Tuesday, January 20, 2015

IMF Paints Dismal Picture for 2015

In what is sure to spook investors in companies with high global exposure, the International Monetary Fund (IMF) has lowered their global growth forecasts for 2015.  The big hit was in their forecast for China, lowering their forecasts to a 6.8% growth rate.  That's 0.8% lower than China experienced in 2014, and last year was already down from 2013.

That 6.8% growth rate is still almost double the anticipated growth rate world-wide, which the IMF is forecasting to decline to 3.5%.  While Chief Economist Olivier Blanchard acknowledged that the declining price in oil was providing a bit of an economic boost, he does not believe that it will be enough to stem the amount of global economic weakness that is forecast.

Interestingly, the IMF only cut their forecast for the Eurozone to by 0.2% to 1.2%.  From what we've seen to date, it's optimistic to assume that growth will be positive as Europe appears poised for recession.  They also cut Japan drastically, and with a consumer confidence level under 40 and falling, that appears more than justified.  In fact, the 0.6% growth level they are projecting may even be optimistic.

One major challenge related to validating the IMF's gloomy view of China is the lack of confidence in numbers produced by the Chinese government.  Instead, we'll need to rely on forward guidance from some of the larger US corporations with high exposure in that region.  Alcoa, for example, provided a stronger view of 2015 Chinese growth than is predicted by the IMF.  Caterpillar reports next Tuesday (01/27) and it will be most beneficial to compare their forecasts with Alcoa's.  Between CAT and AA, I trust their assessment of global economic conditions far more than I trust the judgement of either the Chinese government's reporting, or the somewhat pessimistic view of the IMF.

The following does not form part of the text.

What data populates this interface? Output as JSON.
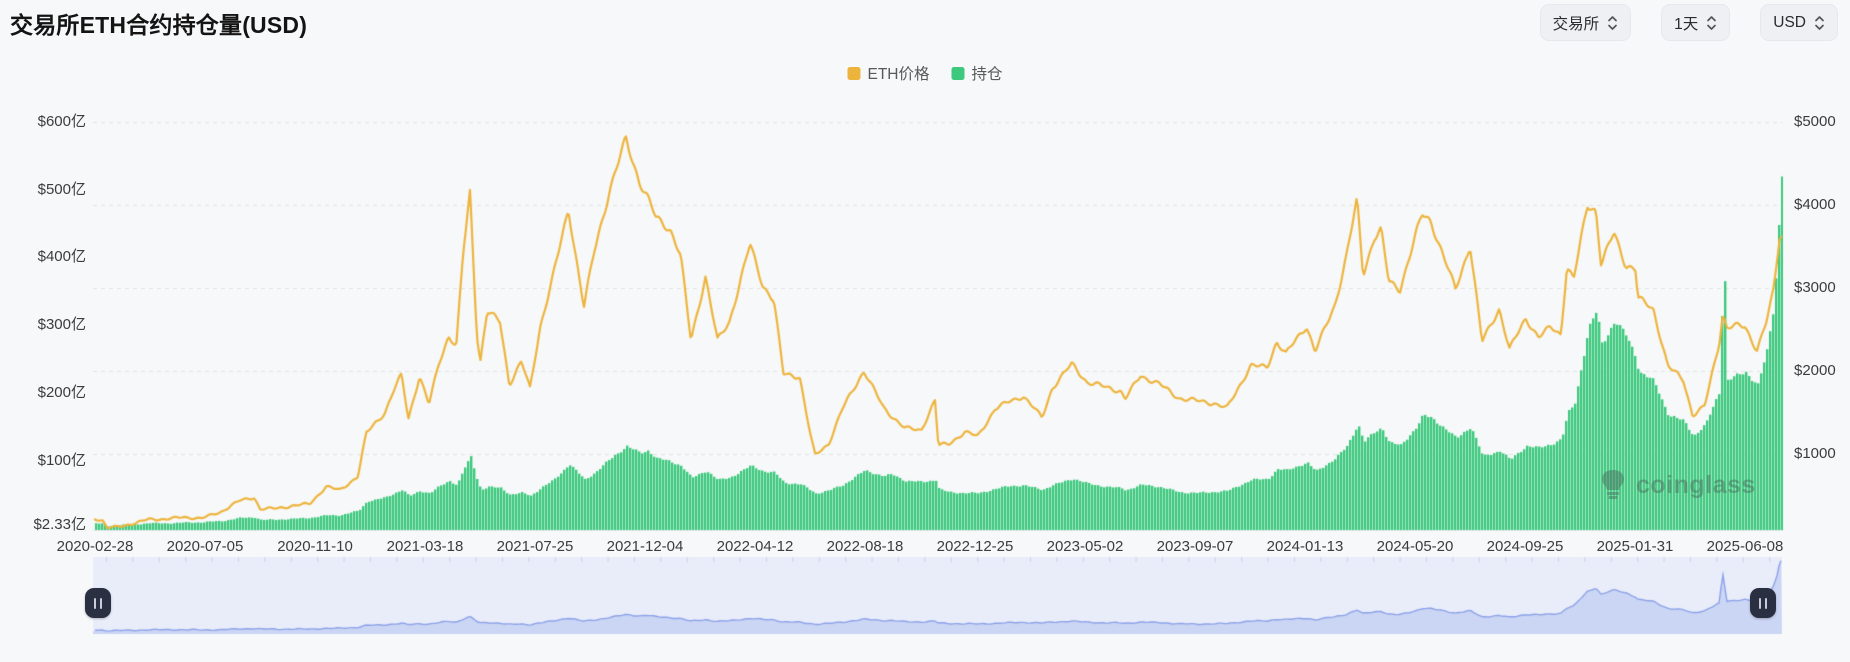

Despite my overall skepticism related to numbers coming out of China, there is one release this week that does warrant watch.  The HSBC Manufacturing Purchasing Managers Index for China is released at 01:45 GMT on Friday (8:45 PM EST on Thursday.)  The December number was 49.6, so there's a bit of interest in the direction it takes for January.  A reading above 50 signals economic expansion, whereas a number below 50 signals contraction.  It has been slowly - very slowly - trending down since 2009.

It's no exaggeration to say that China will make or break global economic health as we navigate a troubled period in Europe and Japan.  A strong US dollar is not helping there since the Chinese Yuan is pegged to the dollar.  The strong dollar is adding downward pressure on the health of their currency, which raises the prospect that they could decouple from the dollar for added relief.  That may provide a needed boost by improving their export market.

There's a lot to consider related to China and it's interaction with other markets.  For now, pay attention to the PMI number on Friday, but pay even closer attention to the guidance from companies with extreme exposure overseas.  You can count on them being far more forthcoming than the numbers coming out of any government release.